「足立さん」
日付が変わる前に布団に入った。仕事でひどく疲れて眠かったからだ。ごめん先に寝る、と断りをいれて、冷たい布団にくるまった。しばらく経って隣にもぞもぞ入り込んできた彼女の声に、気だるげに「なに」と返事をする。そっちを見なくても分かる。どんな顔してるのか。声でわかる。ニヤニヤしてるの。
「0時になりました」
「……あ、そう」
「お誕生日おめでとうございまーす」
ニヤニヤ、機嫌の良い声。どう反応してやろうかちょっと迷って、はあ、と溜息吐く。寝返り打った先で向き合ったその顔を見て、わざと呆れた声を出した。

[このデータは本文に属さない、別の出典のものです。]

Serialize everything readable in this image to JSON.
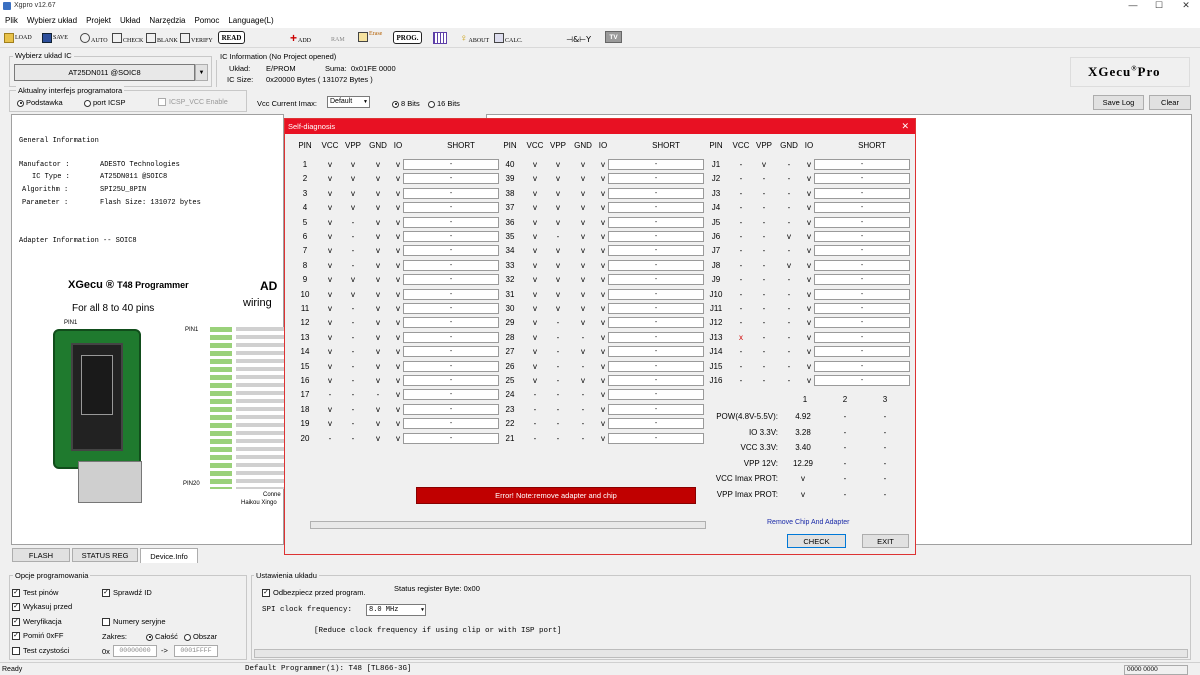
{
  "app": {
    "title": "Xgpro v12.67"
  },
  "menu": [
    "Plik",
    "Wybierz układ",
    "Projekt",
    "Układ",
    "Narzędzia",
    "Pomoc",
    "Language(L)"
  ],
  "toolbar": {
    "load": "LOAD",
    "save": "SAVE",
    "auto": "AUTO",
    "check": "CHECK",
    "blank": "BLANK",
    "verify": "VERIFY",
    "read": "READ",
    "add": "ADD",
    "ram": "RAM",
    "erase": "Erase",
    "prog": "PROG.",
    "about": "ABOUT",
    "calc": "CALC.",
    "tv": "TV"
  },
  "chip_select": {
    "label": "Wybierz układ IC",
    "value": "AT25DN011 @SOIC8"
  },
  "ic_info": {
    "header": "IC Information (No Project opened)",
    "uklad_label": "Układ:",
    "uklad_value": "E/PROM",
    "suma_label": "Suma:",
    "suma_value": "0x01FE 0000",
    "size_label": "IC Size:",
    "size_value": "0x20000 Bytes ( 131072 Bytes )"
  },
  "brand": "XGecu",
  "brand_suffix": "Pro",
  "interface": {
    "label": "Aktualny interfejs programatora",
    "opt1": "Podstawka",
    "opt2": "port ICSP",
    "opt3": "ICSP_VCC Enable",
    "vcc_label": "Vcc Current Imax:",
    "vcc_value": "Default",
    "bits8": "8 Bits",
    "bits16": "16 Bits"
  },
  "log_buttons": {
    "save": "Save Log",
    "clear": "Clear"
  },
  "info_panel": {
    "general": "General Information",
    "manufacturer_label": "Manufactor :",
    "manufacturer": "ADESTO Technologies",
    "ictype_label": "IC Type :",
    "ictype": "AT25DN011 @SOIC8",
    "algorithm_label": "Algorithm :",
    "algorithm": "SPI25U_8PIN",
    "parameter_label": "Parameter :",
    "parameter": "Flash Size: 131072 bytes",
    "adapter": "Adapter Information -- SOIC8",
    "img_title": "XGecu",
    "img_title2": "T48 Programmer",
    "img_sub": "For all 8 to 40 pins",
    "img_pin1": "PIN1",
    "img_pin20": "PIN20",
    "img_ad": "AD",
    "img_wiring": "wiring",
    "img_conn": "Conne",
    "img_haikou": "Haikou Xingo"
  },
  "tabs": [
    "FLASH",
    "STATUS REG",
    "Device.Info"
  ],
  "prog_options": {
    "label": "Opcje programowania",
    "test_pins": "Test pinów",
    "check_id": "Sprawdź ID",
    "erase_before": "Wykasuj przed",
    "verify": "Weryfikacja",
    "serial": "Numery seryjne",
    "skip_ff": "Pomiń 0xFF",
    "range_label": "Zakres:",
    "range_all": "Całość",
    "range_area": "Obszar",
    "test_clean": "Test czystości",
    "from_label": "0x",
    "from": "00000000",
    "arrow": "->",
    "to": "0001FFFF"
  },
  "chip_settings": {
    "label": "Ustawienia układu",
    "protect": "Odbezpiecz przed program.",
    "status_byte": "Status register Byte: 0x00",
    "spi_label": "SPI clock frequency:",
    "spi_value": "8.0 MHz",
    "note": "[Reduce clock frequency if using clip or with ISP port]"
  },
  "status_bar": {
    "ready": "Ready",
    "programmer": "Default Programmer(1): T48 [TL866-3G]",
    "counter": "0000 0000"
  },
  "dialog": {
    "title": "Self-diagnosis",
    "headers": [
      "PIN",
      "VCC",
      "VPP",
      "GND",
      "IO",
      "SHORT"
    ],
    "left": [
      [
        "1",
        "v",
        "v",
        "v",
        "v",
        "-"
      ],
      [
        "2",
        "v",
        "v",
        "v",
        "v",
        "-"
      ],
      [
        "3",
        "v",
        "v",
        "v",
        "v",
        "-"
      ],
      [
        "4",
        "v",
        "v",
        "v",
        "v",
        "-"
      ],
      [
        "5",
        "v",
        "-",
        "v",
        "v",
        "-"
      ],
      [
        "6",
        "v",
        "-",
        "v",
        "v",
        "-"
      ],
      [
        "7",
        "v",
        "-",
        "v",
        "v",
        "-"
      ],
      [
        "8",
        "v",
        "-",
        "v",
        "v",
        "-"
      ],
      [
        "9",
        "v",
        "v",
        "v",
        "v",
        "-"
      ],
      [
        "10",
        "v",
        "v",
        "v",
        "v",
        "-"
      ],
      [
        "11",
        "v",
        "-",
        "v",
        "v",
        "-"
      ],
      [
        "12",
        "v",
        "-",
        "v",
        "v",
        "-"
      ],
      [
        "13",
        "v",
        "-",
        "v",
        "v",
        "-"
      ],
      [
        "14",
        "v",
        "-",
        "v",
        "v",
        "-"
      ],
      [
        "15",
        "v",
        "-",
        "v",
        "v",
        "-"
      ],
      [
        "16",
        "v",
        "-",
        "v",
        "v",
        "-"
      ],
      [
        "17",
        "-",
        "-",
        "-",
        "v",
        "-"
      ],
      [
        "18",
        "v",
        "-",
        "v",
        "v",
        "-"
      ],
      [
        "19",
        "v",
        "-",
        "v",
        "v",
        "-"
      ],
      [
        "20",
        "-",
        "-",
        "v",
        "v",
        "-"
      ]
    ],
    "mid": [
      [
        "40",
        "v",
        "v",
        "v",
        "v",
        "-"
      ],
      [
        "39",
        "v",
        "v",
        "v",
        "v",
        "-"
      ],
      [
        "38",
        "v",
        "v",
        "v",
        "v",
        "-"
      ],
      [
        "37",
        "v",
        "v",
        "v",
        "v",
        "-"
      ],
      [
        "36",
        "v",
        "v",
        "v",
        "v",
        "-"
      ],
      [
        "35",
        "v",
        "-",
        "v",
        "v",
        "-"
      ],
      [
        "34",
        "v",
        "v",
        "v",
        "v",
        "-"
      ],
      [
        "33",
        "v",
        "v",
        "v",
        "v",
        "-"
      ],
      [
        "32",
        "v",
        "v",
        "v",
        "v",
        "-"
      ],
      [
        "31",
        "v",
        "v",
        "v",
        "v",
        "-"
      ],
      [
        "30",
        "v",
        "v",
        "v",
        "v",
        "-"
      ],
      [
        "29",
        "v",
        "-",
        "v",
        "v",
        "-"
      ],
      [
        "28",
        "v",
        "-",
        "-",
        "v",
        "-"
      ],
      [
        "27",
        "v",
        "-",
        "v",
        "v",
        "-"
      ],
      [
        "26",
        "v",
        "-",
        "-",
        "v",
        "-"
      ],
      [
        "25",
        "v",
        "-",
        "v",
        "v",
        "-"
      ],
      [
        "24",
        "-",
        "-",
        "-",
        "v",
        "-"
      ],
      [
        "23",
        "-",
        "-",
        "-",
        "v",
        "-"
      ],
      [
        "22",
        "-",
        "-",
        "-",
        "v",
        "-"
      ],
      [
        "21",
        "-",
        "-",
        "-",
        "v",
        "-"
      ]
    ],
    "right": [
      [
        "J1",
        "-",
        "v",
        "-",
        "v",
        "-"
      ],
      [
        "J2",
        "-",
        "-",
        "-",
        "v",
        "-"
      ],
      [
        "J3",
        "-",
        "-",
        "-",
        "v",
        "-"
      ],
      [
        "J4",
        "-",
        "-",
        "-",
        "v",
        "-"
      ],
      [
        "J5",
        "-",
        "-",
        "-",
        "v",
        "-"
      ],
      [
        "J6",
        "-",
        "-",
        "v",
        "v",
        "-"
      ],
      [
        "J7",
        "-",
        "-",
        "-",
        "v",
        "-"
      ],
      [
        "J8",
        "-",
        "-",
        "v",
        "v",
        "-"
      ],
      [
        "J9",
        "-",
        "-",
        "-",
        "v",
        "-"
      ],
      [
        "J10",
        "-",
        "-",
        "-",
        "v",
        "-"
      ],
      [
        "J11",
        "-",
        "-",
        "-",
        "v",
        "-"
      ],
      [
        "J12",
        "-",
        "-",
        "-",
        "v",
        "-"
      ],
      [
        "J13",
        "x",
        "-",
        "-",
        "v",
        "-"
      ],
      [
        "J14",
        "-",
        "-",
        "-",
        "v",
        "-"
      ],
      [
        "J15",
        "-",
        "-",
        "-",
        "v",
        "-"
      ],
      [
        "J16",
        "-",
        "-",
        "-",
        "v",
        "-"
      ]
    ],
    "power_cols": [
      "1",
      "2",
      "3"
    ],
    "power": [
      [
        "POW(4.8V-5.5V):",
        "4.92",
        "-",
        "-"
      ],
      [
        "IO  3.3V:",
        "3.28",
        "-",
        "-"
      ],
      [
        "VCC 3.3V:",
        "3.40",
        "-",
        "-"
      ],
      [
        "VPP  12V:",
        "12.29",
        "-",
        "-"
      ],
      [
        "VCC Imax PROT:",
        "v",
        "-",
        "-"
      ],
      [
        "VPP Imax PROT:",
        "v",
        "-",
        "-"
      ]
    ],
    "error": "Error! Note:remove adapter and chip",
    "remove_note": "Remove Chip And Adapter",
    "check_btn": "CHECK",
    "exit_btn": "EXIT"
  }
}
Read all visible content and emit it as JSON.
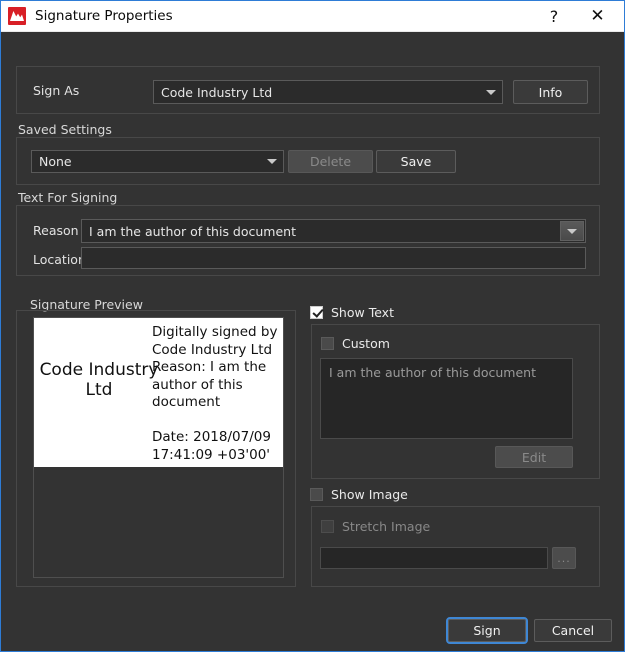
{
  "window": {
    "title": "Signature Properties",
    "app_icon": "master-pdf-editor-icon",
    "help_label": "?",
    "close_label": "✕",
    "accent_color": "#2e7cd6",
    "background_color": "#333333",
    "titlebar_color": "#ffffff"
  },
  "sign_as": {
    "label": "Sign As",
    "value": "Code Industry Ltd",
    "info_button": "Info"
  },
  "saved_settings": {
    "group_label": "Saved Settings",
    "value": "None",
    "delete_button": "Delete",
    "delete_enabled": false,
    "save_button": "Save",
    "save_enabled": true
  },
  "text_for_signing": {
    "group_label": "Text For Signing",
    "reason_label": "Reason",
    "reason_value": "I am the author of this document",
    "location_label": "Location",
    "location_value": "",
    "location_placeholder": ""
  },
  "signature_preview": {
    "group_label": "Signature Preview",
    "left_text": "Code Industry Ltd",
    "details_text": "Digitally signed by Code Industry Ltd Reason: I am the author of this document",
    "date_text": "Date: 2018/07/09 17:41:09 +03'00'"
  },
  "show_text": {
    "label": "Show Text",
    "checked": true,
    "custom_label": "Custom",
    "custom_checked": false,
    "custom_text": "I am the author of this document",
    "edit_button": "Edit",
    "edit_enabled": false
  },
  "show_image": {
    "label": "Show Image",
    "checked": false,
    "stretch_label": "Stretch Image",
    "stretch_checked": false,
    "stretch_enabled": false,
    "path_value": "",
    "browse_button": "...",
    "browse_enabled": false
  },
  "footer": {
    "sign_button": "Sign",
    "cancel_button": "Cancel",
    "focused_button": "Sign"
  }
}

「『日付変わって、誰より最初におめでとう言いたくて』ってヤツ?」
「そう、それです」
「子供じゃないんだから……」
「嬉しくない?照れちゃってー」
「照れてないっつの。べつにこの歳になって誕生日とか、どうでもいいでしょ」
「それは足立さんが祝われ慣れてないからですよ」
「まあ、そうかもねぇ。誰より最初も何も、祝うヤツなんて君くらいしかいないし」
べつに卑屈なわけじゃなくて、ただの事実。母親なんかとはしばらく連絡とってないし。友人とかいないし要らないし。いつもの調子でワーカワイソーとかからかってくるかと思ったのに、彼女はやけに穏やかに、からかうものとは別の嬉しそうな笑みで、やった、と小さな声で喜んだ。
「そこ、喜ぶとこじゃないんじゃない?」
「えー?喜びます。私だけ特別ですね。へへーん」
「……ガキ」
ばかだな、って思って鼻で笑ってやった。それでも、彼女はまだへらへらしている。
「誕生日なんて、べつにめでたくもなんともないよ」
「去年の私の誕生日だって祝ってくれたじゃないですか」
「それは君が『ケーキを食べないで終わる誕生日なんてイヤだー!』ってギャーギャーうるさかったから仕方なくね。買ったね。ケーキ」
「そうです。めでたいかどうかなんてもう、どうだっていいんですよ」
「ただケーキが食べられれば?」
「そう、そんな程度でいいです。『ケーキ食べる日』とか、そんな程度で。誕生日」
はあ、そう、そんなもんか。何歳までだったかな、あの親が誕生日にケーキ用意したの。べつに楽しみでもなんでもなかった気がするけど。ぼんやり頭の端で考えた。考えながら、彼女の顔を見る。へらへら、幸せそうな顔。平和ボケしたような、能天気な顔。ああ、きっとこいつは、毎年親にケーキを用意してもらっていた子供だったんだろう。用意されないものなら、わーわー騒いで、やだやだ食べたい、って言ってさ。そう思ったら、なんだろうな。急に一瞬、腹の中が冷えて、すっと世界の色が薄暗くなったような。ばかばかしい、と目の前の女を突き放したくなって、
「足立さんの誕生日は、何の日?『私と一緒に過ごす日』とか、そんな程度に、してくれる?」
ああ、突き放したかった、はずなのに。彼女がほんの少し恥ずかしそうに口にした言葉に、ハッと、世界が本来の色を取り戻す。それが、無性に歯痒く、腹立たしく、なんだか負け惜しみのように彼女の鼻を思い切りつまんだ。
「なにするんれふか」
「どうでもいいけどさ、明日も仕事なんだよね。あ、日付変わったから今日?君もでしょ」
「誕生日も仕事なんてテンション下がりますねえ……」
「はいはい同情してくれてどーも。もう寝るよ」
「はあい。あ、でも、足立さん」
「なに」
「せっかくの誕生日ですから、はやく帰ってきてくださいね」
「…さあ。それは保証できないけど」
「私も頑張って早く上がれるようにしますから」
「何か用意してくれてるの?あんまり期待できないなあー」
「秘密です。とにかく、お互い早く帰って来られるように頑張りましょう」
「だから、はやく帰ってきて」こちらを見つめるその眼差しを、わざと遮るように、目を閉じた。想像する。帰宅後の彼女。きっと、ケーキは食べさせられるはめになるんだろうな。はあ、と溜息を吐くけど、あんまり悪い気のしない溜息だった。無意識に伸ばしていた手を彼女の腰に回す。冷たかった布団の中も、まあ、そこそこあったまるだろう。これくらいは、役に立ってもらわなくちゃ。だって、「誕生日」なんだし。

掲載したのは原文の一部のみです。